Mais pour qui va-t-il de soi ? Une tribu solidaire, un gang qui se reconnait parfois aux cernes sous les yeux, le gang des parents, tous les soirs nous espérons, redoutons, appréhendons le coucher, parfois plus que nos enfants.

D’abord c’est un pas de deux, l’enfant et le parent. Dès 18h – mais quand est-ce que cela commence vraiment, au diner ? au brossage des dents ? dernier pipi, dernière histoire, toute dernière pour la route, le petit massage au creux de la poitrine, la formule magique susurrée, la berceuse dont le disque est rayé à force d’avoir trop tourné– dès 18h donc, la mécanique se met en place.

Avec douceur et fermeté, minutieuse pour que rien ne déraille, que le train du sommeil n’ait pas de retard et être sûr qu’aucun passager ne reste à quai. Les coachs en sommeil font recette, vendeurs de rêves et d’espoirs et rares sont ceux qui peuvent se vanter de passer ce cap de la journée en toute sérénité. Je veux explorer ces deux petites heures où tout se joue, soir après soir, pour les parents et les enfants.

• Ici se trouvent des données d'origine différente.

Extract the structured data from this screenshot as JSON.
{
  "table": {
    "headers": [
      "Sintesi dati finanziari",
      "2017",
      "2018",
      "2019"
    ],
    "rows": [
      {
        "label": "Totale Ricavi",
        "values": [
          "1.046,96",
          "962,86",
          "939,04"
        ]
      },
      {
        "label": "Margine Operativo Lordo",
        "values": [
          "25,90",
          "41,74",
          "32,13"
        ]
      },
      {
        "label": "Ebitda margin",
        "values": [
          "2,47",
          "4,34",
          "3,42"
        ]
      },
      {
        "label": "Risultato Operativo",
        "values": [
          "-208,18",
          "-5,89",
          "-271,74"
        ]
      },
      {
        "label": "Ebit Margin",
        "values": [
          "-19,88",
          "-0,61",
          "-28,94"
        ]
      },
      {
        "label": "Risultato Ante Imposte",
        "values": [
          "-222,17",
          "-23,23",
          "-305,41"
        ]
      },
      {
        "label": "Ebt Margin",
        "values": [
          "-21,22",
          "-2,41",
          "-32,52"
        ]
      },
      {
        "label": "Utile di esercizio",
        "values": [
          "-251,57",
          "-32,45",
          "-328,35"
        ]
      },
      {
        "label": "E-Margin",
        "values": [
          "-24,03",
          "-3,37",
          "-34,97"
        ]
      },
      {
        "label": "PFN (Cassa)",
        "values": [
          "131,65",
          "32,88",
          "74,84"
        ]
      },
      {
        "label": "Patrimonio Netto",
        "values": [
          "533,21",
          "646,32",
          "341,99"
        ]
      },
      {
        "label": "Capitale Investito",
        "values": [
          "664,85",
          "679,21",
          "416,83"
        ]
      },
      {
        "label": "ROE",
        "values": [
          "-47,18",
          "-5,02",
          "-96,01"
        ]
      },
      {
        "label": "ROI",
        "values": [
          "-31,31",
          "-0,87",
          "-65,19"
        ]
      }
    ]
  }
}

Mettre en scène ces rituels si précis, si mystérieux, comme un parcours d’obstacles géant, sans cesse renouvelé, comme un cérémonial magique dont la recette gagnante certains soirs peut s’avérer infructueuse le lendemain.

Et lorsque le rituel est accompli, lorsqu’on referme enfin tout doucement la porte, lorsque l’on marche à tâtons ou que l’on rampe en évitant les lattes de parquet qui grincent, que se passe-t-il dans la chambre de nos enfants, dans leurs têtes ?

Alors le spectateur plonge, on resserre, on se glisse avec eux sous la couette du lit cabane, et dans la pénombre des veilleuses et des étoiles phosphorescentes, dans le calme de la nuit jamais si calme finalement, on tente de percer les mystères de ce voyage quotidien.

Le soir génère souvent chez les petits enfants des émotions très fortes que j’aimerais explorer de leur point de vue. Explorer les mondes qui émergent quand la nuit tombe, les mondes qu’ils s’imaginent en entendant les sons de leurs parents… et trouver ensemble le chemin – un chemin, pour atteindre l’aube.

Parce que malgré le lit des parents toujours plus doux que le sien, malgré ces idiots de moutons qui ne font que danser, et ce chat qui ronronne si serein à mes pieds – mais comment fait-il celui-là nom de nom-, malgré la montagne de questions qui se dresse devant moi sitôt que mes yeux se ferment, et ce camelot de marchand de sable auquel je ne crois pas, une chose est sûre, une seule : le matin viendra.